= Robinson–Dadson curves =

Equal-loudness contours for the human ear

The Robinson–Dadson curves are one of many sets of equal-loudness contours for the human ear, determined experimentally by D. W. Robinson and R. S. Dadson.

Until recently, it was common to see the term Fletcher–Munson used to refer to equal-loudness contours generally, even though the re-determination carried out by Robinson and Dadson in 1956, became the basis for an ISO standard ISO 226 which was only revised recently.

It is now better to use the term equal-loudness contours as the generic term, especially as a recent survey by ISO redefined the curves in a new standard, ISO 226:2003.

According to the ISO report, the Robinson-Dadson results were the odd one out, differing more from the current standard than did the Fletcher–Munson curves. It comments that it is fortunate that the 40-Phon Fletcher-Munson curve on which the A-weighting standard was based turns out to have been in good agreement with modern determinations.

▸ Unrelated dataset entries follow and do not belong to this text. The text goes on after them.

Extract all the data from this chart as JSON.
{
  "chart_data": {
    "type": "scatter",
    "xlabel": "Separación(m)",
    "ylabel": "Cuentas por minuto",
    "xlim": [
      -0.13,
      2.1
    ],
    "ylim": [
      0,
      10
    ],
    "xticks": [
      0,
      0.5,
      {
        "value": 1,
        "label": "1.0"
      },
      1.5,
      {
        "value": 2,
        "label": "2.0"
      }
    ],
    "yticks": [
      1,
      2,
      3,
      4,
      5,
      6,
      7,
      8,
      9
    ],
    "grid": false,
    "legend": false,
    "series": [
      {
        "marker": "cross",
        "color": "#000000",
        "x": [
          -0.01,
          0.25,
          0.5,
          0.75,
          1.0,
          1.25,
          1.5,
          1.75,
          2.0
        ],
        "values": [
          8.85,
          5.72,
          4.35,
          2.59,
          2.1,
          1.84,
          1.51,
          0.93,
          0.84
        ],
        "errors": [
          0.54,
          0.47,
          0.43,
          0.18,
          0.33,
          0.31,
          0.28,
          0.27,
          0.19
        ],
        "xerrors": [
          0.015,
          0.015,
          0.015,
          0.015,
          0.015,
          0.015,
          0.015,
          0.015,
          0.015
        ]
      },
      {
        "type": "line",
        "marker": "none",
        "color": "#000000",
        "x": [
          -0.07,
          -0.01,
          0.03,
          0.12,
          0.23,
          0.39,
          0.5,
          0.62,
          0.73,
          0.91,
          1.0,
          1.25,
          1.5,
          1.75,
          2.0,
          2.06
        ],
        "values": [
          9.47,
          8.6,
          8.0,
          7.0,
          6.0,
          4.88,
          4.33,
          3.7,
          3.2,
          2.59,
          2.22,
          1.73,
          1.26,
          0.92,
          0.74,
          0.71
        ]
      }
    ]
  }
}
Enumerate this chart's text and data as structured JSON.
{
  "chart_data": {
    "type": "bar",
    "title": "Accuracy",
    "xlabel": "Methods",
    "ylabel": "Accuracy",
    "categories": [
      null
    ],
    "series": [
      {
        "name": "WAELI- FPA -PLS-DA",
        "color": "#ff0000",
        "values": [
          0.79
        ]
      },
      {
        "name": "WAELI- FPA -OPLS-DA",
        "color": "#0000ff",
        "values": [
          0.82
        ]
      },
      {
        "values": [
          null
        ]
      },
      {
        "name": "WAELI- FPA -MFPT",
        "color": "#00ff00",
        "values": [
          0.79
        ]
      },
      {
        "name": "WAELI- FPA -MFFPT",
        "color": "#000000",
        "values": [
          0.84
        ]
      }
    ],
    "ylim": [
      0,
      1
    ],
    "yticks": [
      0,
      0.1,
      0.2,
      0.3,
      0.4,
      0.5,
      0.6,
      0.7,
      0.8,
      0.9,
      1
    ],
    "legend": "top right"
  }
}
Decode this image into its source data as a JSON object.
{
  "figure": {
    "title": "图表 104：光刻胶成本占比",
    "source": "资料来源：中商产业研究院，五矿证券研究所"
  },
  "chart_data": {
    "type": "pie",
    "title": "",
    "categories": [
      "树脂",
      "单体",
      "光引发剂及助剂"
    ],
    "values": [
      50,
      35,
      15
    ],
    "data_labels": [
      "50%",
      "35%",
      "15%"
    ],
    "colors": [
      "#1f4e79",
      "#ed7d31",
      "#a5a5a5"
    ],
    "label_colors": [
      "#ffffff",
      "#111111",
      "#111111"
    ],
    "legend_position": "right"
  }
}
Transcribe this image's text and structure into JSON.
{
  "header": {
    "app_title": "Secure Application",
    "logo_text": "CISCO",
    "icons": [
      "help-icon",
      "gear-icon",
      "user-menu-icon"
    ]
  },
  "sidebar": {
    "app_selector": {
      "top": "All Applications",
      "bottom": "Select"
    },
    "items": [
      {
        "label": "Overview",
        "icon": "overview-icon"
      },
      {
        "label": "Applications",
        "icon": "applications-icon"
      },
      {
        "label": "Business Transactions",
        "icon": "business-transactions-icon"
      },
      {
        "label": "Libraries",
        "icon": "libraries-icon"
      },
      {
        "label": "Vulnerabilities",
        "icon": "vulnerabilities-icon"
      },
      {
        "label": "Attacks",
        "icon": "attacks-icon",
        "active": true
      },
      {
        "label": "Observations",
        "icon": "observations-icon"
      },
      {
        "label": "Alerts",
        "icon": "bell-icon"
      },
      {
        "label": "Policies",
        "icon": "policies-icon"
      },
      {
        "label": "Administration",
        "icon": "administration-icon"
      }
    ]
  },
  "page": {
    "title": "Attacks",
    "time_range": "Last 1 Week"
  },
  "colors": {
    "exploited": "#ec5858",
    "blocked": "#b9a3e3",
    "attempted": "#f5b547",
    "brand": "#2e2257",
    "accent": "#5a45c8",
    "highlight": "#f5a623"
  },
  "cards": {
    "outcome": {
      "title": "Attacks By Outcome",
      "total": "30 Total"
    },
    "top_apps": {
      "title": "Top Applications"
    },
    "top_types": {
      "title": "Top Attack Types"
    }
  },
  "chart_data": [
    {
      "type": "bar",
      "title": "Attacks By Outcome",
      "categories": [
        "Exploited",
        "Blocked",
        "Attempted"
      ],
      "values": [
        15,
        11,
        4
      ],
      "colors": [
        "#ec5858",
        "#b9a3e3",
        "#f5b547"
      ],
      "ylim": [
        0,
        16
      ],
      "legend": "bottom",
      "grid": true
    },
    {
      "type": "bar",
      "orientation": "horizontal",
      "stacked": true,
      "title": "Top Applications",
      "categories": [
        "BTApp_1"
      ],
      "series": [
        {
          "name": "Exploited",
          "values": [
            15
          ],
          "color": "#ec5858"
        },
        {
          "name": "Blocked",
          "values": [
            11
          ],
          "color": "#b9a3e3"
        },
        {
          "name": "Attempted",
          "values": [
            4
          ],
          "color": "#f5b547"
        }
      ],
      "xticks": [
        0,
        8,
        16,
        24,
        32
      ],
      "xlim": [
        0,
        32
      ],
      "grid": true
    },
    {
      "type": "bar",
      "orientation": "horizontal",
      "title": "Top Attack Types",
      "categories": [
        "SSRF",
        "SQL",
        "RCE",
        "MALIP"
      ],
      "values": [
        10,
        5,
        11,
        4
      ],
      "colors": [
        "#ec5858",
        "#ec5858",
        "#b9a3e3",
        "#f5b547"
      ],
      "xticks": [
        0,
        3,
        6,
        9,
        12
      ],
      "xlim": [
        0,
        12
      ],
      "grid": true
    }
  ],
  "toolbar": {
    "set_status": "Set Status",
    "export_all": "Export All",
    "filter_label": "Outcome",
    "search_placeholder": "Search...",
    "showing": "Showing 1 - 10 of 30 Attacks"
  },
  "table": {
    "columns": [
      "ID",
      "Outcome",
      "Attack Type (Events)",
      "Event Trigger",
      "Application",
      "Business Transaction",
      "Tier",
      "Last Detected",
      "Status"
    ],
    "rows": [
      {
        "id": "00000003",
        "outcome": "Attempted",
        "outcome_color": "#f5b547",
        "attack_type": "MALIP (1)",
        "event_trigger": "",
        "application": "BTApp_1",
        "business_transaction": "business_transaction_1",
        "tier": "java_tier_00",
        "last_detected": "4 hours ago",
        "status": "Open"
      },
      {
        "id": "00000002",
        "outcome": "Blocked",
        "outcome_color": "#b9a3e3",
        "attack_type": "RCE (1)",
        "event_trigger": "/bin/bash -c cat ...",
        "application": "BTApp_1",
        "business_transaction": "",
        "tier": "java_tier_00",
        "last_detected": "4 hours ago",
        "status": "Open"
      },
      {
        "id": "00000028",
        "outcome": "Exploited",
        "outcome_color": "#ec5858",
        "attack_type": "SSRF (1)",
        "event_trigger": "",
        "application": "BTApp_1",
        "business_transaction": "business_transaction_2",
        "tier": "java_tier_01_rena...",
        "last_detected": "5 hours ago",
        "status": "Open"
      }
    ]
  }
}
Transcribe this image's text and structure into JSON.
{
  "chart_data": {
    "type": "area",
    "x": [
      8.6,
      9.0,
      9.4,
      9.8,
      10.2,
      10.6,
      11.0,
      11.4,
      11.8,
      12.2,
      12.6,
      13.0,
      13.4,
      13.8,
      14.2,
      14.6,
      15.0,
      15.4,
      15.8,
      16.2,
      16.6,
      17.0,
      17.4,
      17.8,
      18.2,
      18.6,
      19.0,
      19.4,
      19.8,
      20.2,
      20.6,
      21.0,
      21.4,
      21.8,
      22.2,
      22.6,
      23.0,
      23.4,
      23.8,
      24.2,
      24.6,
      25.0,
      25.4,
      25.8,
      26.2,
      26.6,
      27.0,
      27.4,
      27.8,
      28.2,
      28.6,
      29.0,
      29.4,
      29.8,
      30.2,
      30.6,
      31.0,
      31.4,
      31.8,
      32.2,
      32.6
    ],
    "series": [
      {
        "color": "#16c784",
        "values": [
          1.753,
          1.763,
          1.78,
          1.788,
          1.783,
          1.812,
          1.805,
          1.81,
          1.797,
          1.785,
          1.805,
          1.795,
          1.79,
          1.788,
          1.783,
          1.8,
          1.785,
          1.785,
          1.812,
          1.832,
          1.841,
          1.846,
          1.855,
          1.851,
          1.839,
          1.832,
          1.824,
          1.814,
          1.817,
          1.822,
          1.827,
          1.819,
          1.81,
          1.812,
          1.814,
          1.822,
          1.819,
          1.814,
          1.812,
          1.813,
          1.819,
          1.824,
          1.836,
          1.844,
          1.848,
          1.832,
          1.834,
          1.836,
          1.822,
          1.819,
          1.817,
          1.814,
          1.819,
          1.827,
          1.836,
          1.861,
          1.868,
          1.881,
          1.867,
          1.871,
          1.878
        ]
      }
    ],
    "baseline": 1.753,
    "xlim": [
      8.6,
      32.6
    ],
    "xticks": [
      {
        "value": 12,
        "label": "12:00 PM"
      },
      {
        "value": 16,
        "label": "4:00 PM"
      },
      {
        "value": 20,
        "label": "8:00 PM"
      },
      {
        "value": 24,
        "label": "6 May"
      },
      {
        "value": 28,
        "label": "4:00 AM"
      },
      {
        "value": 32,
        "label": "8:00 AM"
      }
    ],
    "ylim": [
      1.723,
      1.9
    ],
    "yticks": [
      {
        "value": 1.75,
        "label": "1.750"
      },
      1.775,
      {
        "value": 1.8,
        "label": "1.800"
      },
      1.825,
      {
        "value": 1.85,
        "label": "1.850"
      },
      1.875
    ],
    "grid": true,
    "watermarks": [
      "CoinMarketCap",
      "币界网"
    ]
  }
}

The article also comments on the large differences apparent in the low-frequency region, which remain unexplained. Possible explanations are:
- The equipment used was not properly calibrated.
- The criteria used for judging equal loudness (which is tricky) differed.
- Different races actually vary greatly in this respect (possible, and most recent determinations were by the Japanese).
- Subjects were not properly rested for days in advance or were exposed to loud noise in travelling to the tests which tensed the tensor timpani and stapedius muscles controlling low-frequency mechanical coupling.